24 - Bingung-bingung Kumemikirkan

146 19 78
                                    

DUA PULUH EMPAT

"Si Hera yang jadi selingkuhan si Devano udah ngedelete semua fotonya yang sama si Devano di ignya lho Git, anehnya nggak lama setelah itu dia malah pajang foto cowok lain, kan anjir banget kelakuan tuh cewek," kata Sabil tak habis pikir sambil memperlihatkan ig yang tengah discrolling olehnya.
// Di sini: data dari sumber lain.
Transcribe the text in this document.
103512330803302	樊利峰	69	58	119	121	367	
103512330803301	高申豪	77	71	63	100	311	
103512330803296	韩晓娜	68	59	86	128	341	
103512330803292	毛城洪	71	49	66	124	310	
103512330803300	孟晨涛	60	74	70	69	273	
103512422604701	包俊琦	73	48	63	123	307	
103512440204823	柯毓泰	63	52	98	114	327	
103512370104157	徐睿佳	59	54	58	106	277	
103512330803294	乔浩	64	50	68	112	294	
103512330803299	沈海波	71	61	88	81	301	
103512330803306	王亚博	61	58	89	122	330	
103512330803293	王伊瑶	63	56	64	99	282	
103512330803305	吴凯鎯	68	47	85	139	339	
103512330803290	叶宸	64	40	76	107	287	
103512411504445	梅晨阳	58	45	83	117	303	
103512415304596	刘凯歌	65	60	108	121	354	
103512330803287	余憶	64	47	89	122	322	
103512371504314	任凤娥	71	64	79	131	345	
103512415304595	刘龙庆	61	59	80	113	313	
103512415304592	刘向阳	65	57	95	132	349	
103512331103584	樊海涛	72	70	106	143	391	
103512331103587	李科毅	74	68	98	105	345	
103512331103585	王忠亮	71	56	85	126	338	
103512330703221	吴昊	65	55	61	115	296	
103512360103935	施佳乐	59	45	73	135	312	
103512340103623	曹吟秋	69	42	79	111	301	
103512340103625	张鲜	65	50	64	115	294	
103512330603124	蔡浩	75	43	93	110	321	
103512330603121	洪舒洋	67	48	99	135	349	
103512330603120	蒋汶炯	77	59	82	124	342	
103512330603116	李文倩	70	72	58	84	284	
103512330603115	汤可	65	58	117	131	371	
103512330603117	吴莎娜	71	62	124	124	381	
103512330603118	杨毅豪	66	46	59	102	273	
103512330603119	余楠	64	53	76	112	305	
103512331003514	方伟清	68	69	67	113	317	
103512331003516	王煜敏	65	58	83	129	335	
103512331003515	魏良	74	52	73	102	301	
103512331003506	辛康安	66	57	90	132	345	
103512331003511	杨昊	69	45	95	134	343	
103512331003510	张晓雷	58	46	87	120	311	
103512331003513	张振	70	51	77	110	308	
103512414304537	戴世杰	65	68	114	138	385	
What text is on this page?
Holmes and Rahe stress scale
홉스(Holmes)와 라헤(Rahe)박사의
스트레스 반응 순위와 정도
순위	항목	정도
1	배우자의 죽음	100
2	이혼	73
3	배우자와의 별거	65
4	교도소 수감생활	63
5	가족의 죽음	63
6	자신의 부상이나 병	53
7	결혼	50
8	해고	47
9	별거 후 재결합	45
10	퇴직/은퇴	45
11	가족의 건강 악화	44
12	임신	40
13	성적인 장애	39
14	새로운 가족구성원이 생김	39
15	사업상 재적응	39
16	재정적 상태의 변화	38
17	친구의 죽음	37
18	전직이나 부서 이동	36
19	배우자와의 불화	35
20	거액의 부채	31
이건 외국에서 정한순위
Aku menghembuskan napas gusar. Tiba-tiba aku teringat kejadian beberapa hari yang lalu, saat nomor baru menelponku. Dan ketika aku mengangkatnya ia bilang ia Devano, kemudian ia meminta maaf padaku. Tapi alih-alih kujawab, aku langsung mematikan telponnya, kemudian memblokir nomor baru Devano. "Ya baguslah, gue sih berharapnya si Devanonya kali ini kena karma karena dia udah nyelingkuhin gue," balasku ikutan sebal.

Memang mulut mendadak jadi lemes banget kalau lagi komenin mantan, apalagi kalau putusnya gara-gara perihal selingkuh, rasa-rasanya julidku bisa bertambah ratusan lipat kalau aku sedang membahas Devano. Untungnya Mahesa sedang tidak ada di kelas, karena dia disuruh guru piket ke kantor untuk mengambil buku latihan kami yang belum diperiksa, hal itu karena guru pelajaran hari ini berhalangan hadir dan menyuruh kami melanjutkan latihan di halaman sebelah. Alhasil kami bisa bergosip ria selama beberapa menit tanpa Mahesa.

"Gue aminin paling besar kalau soal itu Git," sahut Jihan tiba-tiba. "Ya ampun, gue bahagia banget lihat tokoh utama drakor ini bahagia bersama sang pujaan hati," sambungnya kemudian tak kalah heboh.

Jihan memang daritadi sedang menonton drama Korea, matanya bahkan sampai membengkak, karena katanya episode yang dia tonton benar-benar sangat menguras air mata. Sungguh aku juga penasaran, tapi aku team menunggu drama itu selesai dirilis semua episodenya, karena aku tidak mau penasaran sampai gila seperti Jihan akhir-akhir ini.

Saat Jihan sedang heboh-hebohnya, teleponku berbunyi. Melihat nama Mahesa muncul aku langsung mengangkatnya.

"Iya, halo!"

"Git buk Fitri nitip beberapa buku paket juga nih, gue nggak bisa bawa sendirian ke kelas, lo mau bantu gue nggak?"

"Oke dalam lima menit."

"Siip, gue tunggu."

"Siapa Git?" tanya Sabil langsung setelah aku menutup telponku.

"Mahesa. Gue disuruh ke kantor buat bantuin dia bawain buku ke kelas," jawabku seraya berdiri.

"Oh okay, lo bisa sendiri aja kan? Harus bisa sih, soalnya kalau kami temanin nanti lo sama Mahesa nggak kelihatan ngedatenya," sahut Jihan membuatku mendengus sebal.

"Ya udah, bye!!"

Aku keluar dari kelas dan menuju ke kantor guru dengan cepat, karena aku tidak mau membuat Mahesa terlalu lama menunggu. Tapi langkah cepatku harus terhenti, karena aku melihat seseorang yang baru saja kubahas dengan teman-temanku, sedang berbincang hangat dengan Rebeca di depan kantor guru.

Bagaimana ini, tidak ada pintu belakang ataupun jalan lain yang bisa kulewati untuk menuju kantor guru kecuali melewati Devano dan Rebeca yang sedang mengobrol.

Yang bisa kulakukan sekarang hanyalah berdiri di balik tembok besar yang membuatku tidak kelihatan di mata Devano dan Rebeca. Dua orang itu berbincang sangat seru, mereka bahkan sesekali terbahak entah karena apa. Tapi yang jelas namaku sesekali disebut di dalam percakapan mereka. Aku memang tidak bisa mendengar dengan jelas apa yang mereka katakan dengan jarak sejauh ini, tapi karena mereka menyebut kata yang kuyakini adalah namaku secara berulang aku jadi tahu kalau mereka sedang membicarakanku.

Untungnya obrolan mereka tak berlangsung sangat lama. Jadi setelah mereka pergi dan aku yakin mereka tidak akan melihatku lagi, aku langsung berlari menuju ke kantor guru, guna menemui Mahesa secepatnya.